Nothing could have prepared her for what came next. There, on the front page ofThe Winnipeg Sun was a picture of Burke, or rather, a 48-year-old Manitoban named Klaus Burlakow, with the headline: “Bureaucrat’s holdup stuns city hall: Retiree faces nine counts of armed robbery.” The man Taylor knew as Patrick Burke had been arrested three days earlier, following a high-speed police chase, and charged with robbing nearly $50,000 from Canadian banks.

“I just started to shake,” Taylor says. “I went into total shock.” Burlakow wasn’t a self-made business tycoon, but a former City of Winnipeg bureaucrat who was apparently happily married, with two children.

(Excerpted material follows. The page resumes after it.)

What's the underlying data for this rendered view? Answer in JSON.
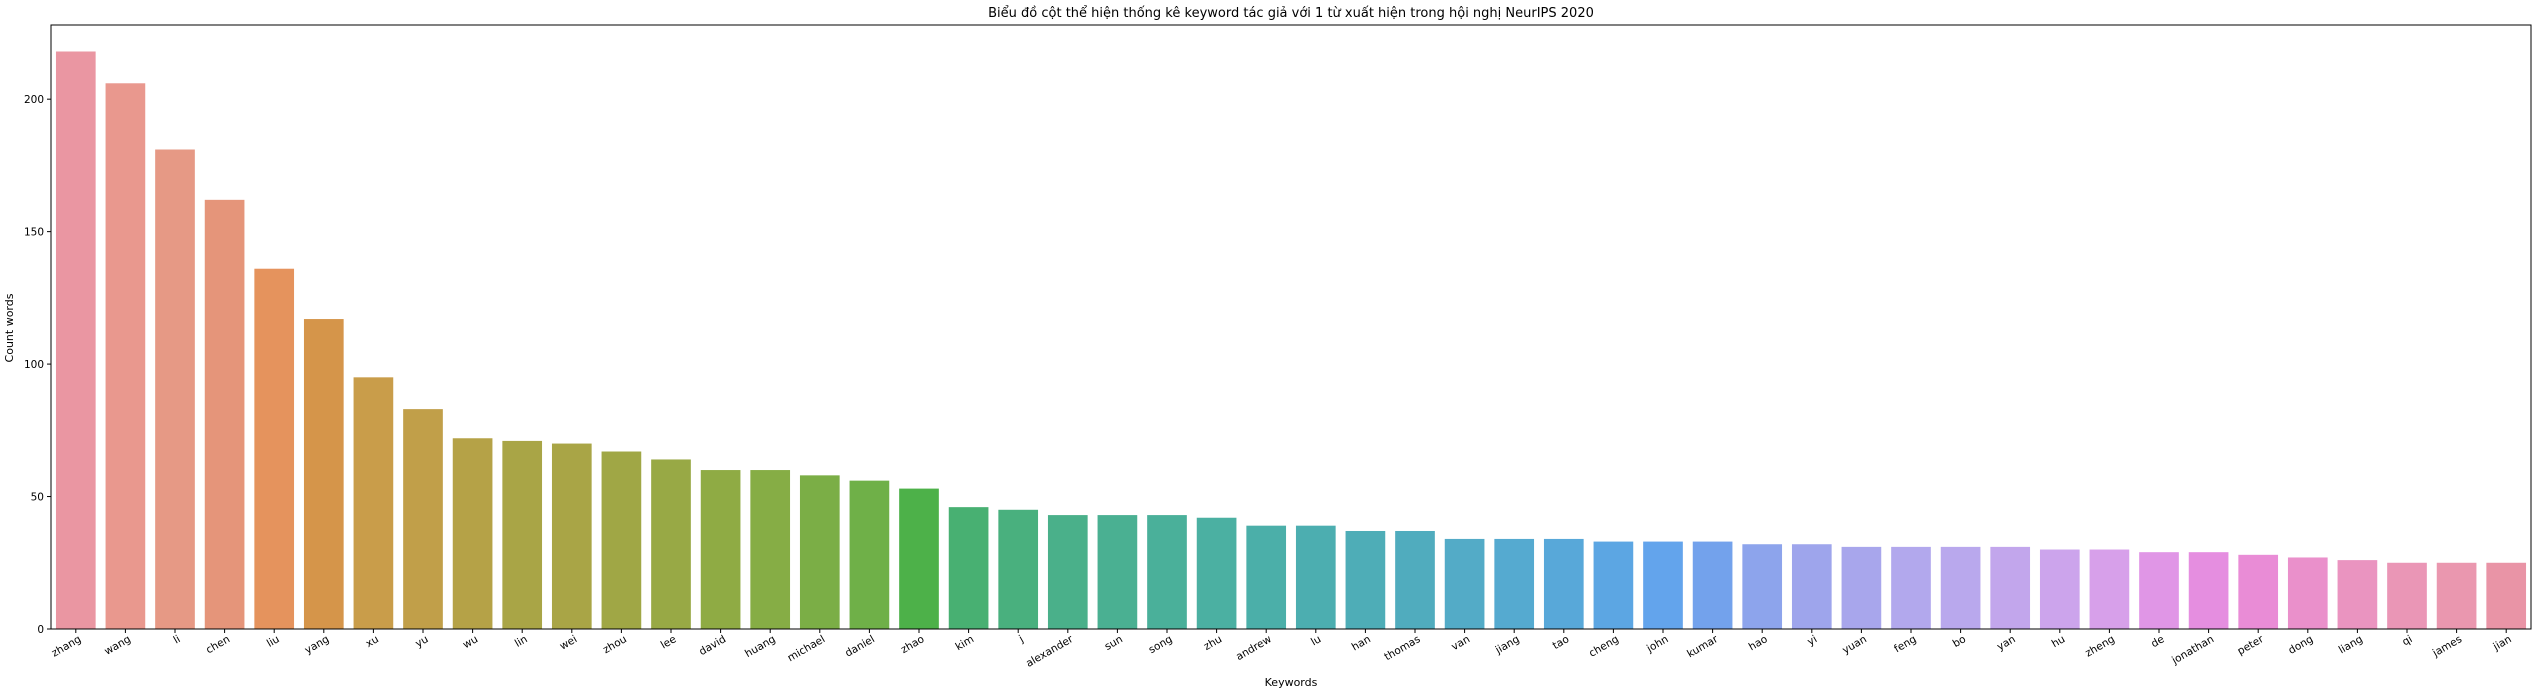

It took a few weeks, but eventually, Burlakow managed to phone Taylor from the Winnipeg Remand Centre — where he spent several months before sentencing — to explain his side of the story. He claimed he was trying to escape his dead-end upbringing. He said he’d gotten mixed up with some shady characters whom he owed money and that he was robbing banks to pay them off. At the time, Taylor was still too awestruck to challenge him on the accent or the details of his story.

“How could I have been so bamboozled?” she says. “I think he just wanted another life, to be someone else. I was playing a part in his life he wanted. I was his Meg Ryan in Seattle.”